O, let me, true in love, but truly write,
And then believe me, my love is as fair
As any mother’s child, though not so bright
As those gold candles fix’d in heaven’s air:
Let them say more than like of hearsay well;
I will not praise that purpose not to sell.

In this sonnet, Shakespeare is comparing himself to a rival poet. The rival is described as being false with his words, embellishing his verse in such a way that what he is describing appears more beautiful than it actually is. By contrast, Shakespeare seeks to “truly write,” to capture the essence of the beauty he sees and accurately portray that beauty through his words.

So this begs an important question: To whom or to what is this sonnet addressed? The answer is not clear, but there are a couple possibilities.

First, since this poem falls into the “fair youth” category, the sonnet may refer to the young man. It is possible that the rival poet was expressing an interest in the fair youth and composed grandiloquent and ornamented poetry as a way to win the youth’s affection. This would certainly have stirred a bit of jealousy in Shakespeare who would have responded by differentiating himself from his rival. If this is the case, then the closing line implies that Shakespeare is praising the youth’s beauty not for selfish gains or to attempt to “win him over,” but merely to honestly convey the beauty he sees within the youth.
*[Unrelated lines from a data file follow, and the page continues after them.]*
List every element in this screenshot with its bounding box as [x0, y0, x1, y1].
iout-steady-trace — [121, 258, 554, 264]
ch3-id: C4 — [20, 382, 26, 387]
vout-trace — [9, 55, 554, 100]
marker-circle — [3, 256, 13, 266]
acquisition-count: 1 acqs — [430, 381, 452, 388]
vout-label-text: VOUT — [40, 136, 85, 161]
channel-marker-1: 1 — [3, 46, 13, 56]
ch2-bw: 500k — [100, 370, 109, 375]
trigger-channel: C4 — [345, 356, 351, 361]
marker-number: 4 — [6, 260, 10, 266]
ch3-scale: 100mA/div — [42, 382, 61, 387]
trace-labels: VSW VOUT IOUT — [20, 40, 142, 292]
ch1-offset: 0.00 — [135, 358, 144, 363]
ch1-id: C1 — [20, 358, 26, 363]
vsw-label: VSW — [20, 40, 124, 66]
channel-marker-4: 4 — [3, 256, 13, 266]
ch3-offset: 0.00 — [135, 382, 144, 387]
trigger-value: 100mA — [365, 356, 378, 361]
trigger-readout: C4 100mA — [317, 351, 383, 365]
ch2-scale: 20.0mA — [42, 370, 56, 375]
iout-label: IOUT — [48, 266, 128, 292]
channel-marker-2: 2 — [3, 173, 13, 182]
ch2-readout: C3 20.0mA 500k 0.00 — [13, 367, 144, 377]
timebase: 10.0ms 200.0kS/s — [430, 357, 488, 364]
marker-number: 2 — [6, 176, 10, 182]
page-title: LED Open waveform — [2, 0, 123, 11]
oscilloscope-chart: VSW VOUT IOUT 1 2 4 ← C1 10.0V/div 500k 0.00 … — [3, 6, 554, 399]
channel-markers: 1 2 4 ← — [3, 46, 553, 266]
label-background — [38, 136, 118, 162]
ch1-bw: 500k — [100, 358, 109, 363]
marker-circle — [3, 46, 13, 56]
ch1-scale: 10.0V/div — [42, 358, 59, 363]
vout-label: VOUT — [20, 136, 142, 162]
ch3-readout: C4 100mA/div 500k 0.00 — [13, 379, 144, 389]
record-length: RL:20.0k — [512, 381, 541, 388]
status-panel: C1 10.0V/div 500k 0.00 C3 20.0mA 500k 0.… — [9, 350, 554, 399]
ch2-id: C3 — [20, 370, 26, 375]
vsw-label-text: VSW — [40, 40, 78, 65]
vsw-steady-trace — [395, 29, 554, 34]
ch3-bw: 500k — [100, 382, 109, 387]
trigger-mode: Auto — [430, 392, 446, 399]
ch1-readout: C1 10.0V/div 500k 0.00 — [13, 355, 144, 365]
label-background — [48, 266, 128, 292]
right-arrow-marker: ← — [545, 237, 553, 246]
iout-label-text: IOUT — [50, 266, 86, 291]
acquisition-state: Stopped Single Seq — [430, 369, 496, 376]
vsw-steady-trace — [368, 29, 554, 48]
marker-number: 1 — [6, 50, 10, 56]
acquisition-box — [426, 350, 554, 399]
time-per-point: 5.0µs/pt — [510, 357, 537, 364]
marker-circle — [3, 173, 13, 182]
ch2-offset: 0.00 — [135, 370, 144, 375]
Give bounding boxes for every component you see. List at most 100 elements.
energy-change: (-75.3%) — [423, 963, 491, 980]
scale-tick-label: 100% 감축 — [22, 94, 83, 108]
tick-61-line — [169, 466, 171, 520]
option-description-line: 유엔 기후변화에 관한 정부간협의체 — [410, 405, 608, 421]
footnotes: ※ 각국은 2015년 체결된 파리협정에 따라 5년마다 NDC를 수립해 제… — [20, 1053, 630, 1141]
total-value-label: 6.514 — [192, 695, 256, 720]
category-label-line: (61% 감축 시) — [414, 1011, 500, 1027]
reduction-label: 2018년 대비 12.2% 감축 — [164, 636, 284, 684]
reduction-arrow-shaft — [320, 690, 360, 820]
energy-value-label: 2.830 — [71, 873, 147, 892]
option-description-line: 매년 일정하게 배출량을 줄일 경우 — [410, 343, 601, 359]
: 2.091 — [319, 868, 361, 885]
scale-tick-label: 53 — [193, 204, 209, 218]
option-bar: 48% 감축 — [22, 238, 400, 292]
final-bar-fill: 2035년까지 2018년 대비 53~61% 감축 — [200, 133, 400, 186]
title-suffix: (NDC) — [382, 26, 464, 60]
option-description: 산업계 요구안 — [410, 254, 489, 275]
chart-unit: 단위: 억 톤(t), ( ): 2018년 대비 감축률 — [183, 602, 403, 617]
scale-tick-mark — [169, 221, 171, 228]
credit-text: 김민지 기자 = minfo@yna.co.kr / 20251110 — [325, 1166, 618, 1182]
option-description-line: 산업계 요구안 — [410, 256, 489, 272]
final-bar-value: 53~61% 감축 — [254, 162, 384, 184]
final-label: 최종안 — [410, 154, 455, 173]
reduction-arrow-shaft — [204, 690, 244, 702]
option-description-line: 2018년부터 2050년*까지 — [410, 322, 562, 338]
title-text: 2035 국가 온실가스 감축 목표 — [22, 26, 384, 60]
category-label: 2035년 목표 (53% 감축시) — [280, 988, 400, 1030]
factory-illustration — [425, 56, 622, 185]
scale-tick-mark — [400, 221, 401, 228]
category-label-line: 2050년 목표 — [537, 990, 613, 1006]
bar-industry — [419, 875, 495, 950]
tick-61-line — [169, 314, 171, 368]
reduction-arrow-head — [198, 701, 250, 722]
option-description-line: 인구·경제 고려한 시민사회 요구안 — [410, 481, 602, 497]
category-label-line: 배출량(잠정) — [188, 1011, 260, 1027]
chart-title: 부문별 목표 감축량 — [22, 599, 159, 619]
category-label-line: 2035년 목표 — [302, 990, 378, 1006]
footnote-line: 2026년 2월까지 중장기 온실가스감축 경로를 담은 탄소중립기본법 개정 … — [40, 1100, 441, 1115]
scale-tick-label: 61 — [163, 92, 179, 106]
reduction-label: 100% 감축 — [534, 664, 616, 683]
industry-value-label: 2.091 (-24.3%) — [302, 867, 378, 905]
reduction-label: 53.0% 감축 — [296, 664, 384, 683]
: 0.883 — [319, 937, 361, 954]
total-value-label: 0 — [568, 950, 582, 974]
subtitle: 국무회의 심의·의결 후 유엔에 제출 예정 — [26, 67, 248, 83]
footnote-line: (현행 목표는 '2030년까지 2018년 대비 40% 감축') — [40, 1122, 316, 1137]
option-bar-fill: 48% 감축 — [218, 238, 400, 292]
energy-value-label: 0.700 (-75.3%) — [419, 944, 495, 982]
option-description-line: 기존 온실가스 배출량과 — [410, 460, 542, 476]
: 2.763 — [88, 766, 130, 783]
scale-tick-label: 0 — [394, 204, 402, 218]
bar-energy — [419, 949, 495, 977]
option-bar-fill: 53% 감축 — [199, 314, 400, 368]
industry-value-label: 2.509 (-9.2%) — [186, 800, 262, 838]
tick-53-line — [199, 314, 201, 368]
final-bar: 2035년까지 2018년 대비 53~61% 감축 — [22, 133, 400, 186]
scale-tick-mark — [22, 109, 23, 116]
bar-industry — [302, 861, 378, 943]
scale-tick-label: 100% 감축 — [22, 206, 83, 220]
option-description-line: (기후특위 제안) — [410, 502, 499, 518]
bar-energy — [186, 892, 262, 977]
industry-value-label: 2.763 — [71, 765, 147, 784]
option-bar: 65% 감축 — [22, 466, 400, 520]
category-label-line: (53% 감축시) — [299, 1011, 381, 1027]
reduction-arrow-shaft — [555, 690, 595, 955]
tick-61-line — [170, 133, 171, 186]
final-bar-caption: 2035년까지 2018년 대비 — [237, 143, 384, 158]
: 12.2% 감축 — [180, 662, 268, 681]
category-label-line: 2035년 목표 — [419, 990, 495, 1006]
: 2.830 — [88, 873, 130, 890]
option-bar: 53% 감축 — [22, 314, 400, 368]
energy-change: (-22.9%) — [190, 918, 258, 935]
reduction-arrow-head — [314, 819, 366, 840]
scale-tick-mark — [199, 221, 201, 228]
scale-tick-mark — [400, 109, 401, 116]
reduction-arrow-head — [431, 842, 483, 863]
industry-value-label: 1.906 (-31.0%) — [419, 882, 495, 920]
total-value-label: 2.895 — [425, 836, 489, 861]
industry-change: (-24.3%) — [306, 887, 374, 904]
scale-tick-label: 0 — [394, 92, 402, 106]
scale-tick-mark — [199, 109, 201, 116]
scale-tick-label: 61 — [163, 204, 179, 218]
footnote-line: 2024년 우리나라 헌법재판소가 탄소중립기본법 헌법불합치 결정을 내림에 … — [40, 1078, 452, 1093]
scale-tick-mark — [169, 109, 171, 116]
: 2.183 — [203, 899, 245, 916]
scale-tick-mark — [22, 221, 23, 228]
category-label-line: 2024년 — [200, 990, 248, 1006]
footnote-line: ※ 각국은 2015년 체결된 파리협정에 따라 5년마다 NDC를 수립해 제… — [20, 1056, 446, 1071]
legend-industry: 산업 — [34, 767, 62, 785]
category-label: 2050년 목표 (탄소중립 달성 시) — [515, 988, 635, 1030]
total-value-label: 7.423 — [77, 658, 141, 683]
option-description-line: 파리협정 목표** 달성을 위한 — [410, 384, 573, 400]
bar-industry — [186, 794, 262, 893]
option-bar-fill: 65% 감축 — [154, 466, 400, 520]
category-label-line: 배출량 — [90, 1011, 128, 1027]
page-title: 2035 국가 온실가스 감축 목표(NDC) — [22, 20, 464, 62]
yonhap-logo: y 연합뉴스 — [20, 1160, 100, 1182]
The second possibility is that the subject is his poetry, that Shakespeare is in essence writing a poem about his poems. What would be the reason for Shakespeare to compose poetry? He would be claiming it is strictly to express the beauty that he sees in the world around him. Contrast this to his rival. It could be argued based upon the closing line that Shakespeare’s rival composes the embellished poems strictly to sell them. In other words, Shakespeare is creating art for the sake of art, whereas his rival is creating art solely for capital gain.

As with much of Shakespeare’s work, I think that we have a double-entendre here. My personal feeling is that the poem encompasses both interpretations. I must confess, I am ever in awe of Shakespeare’s artistic genius.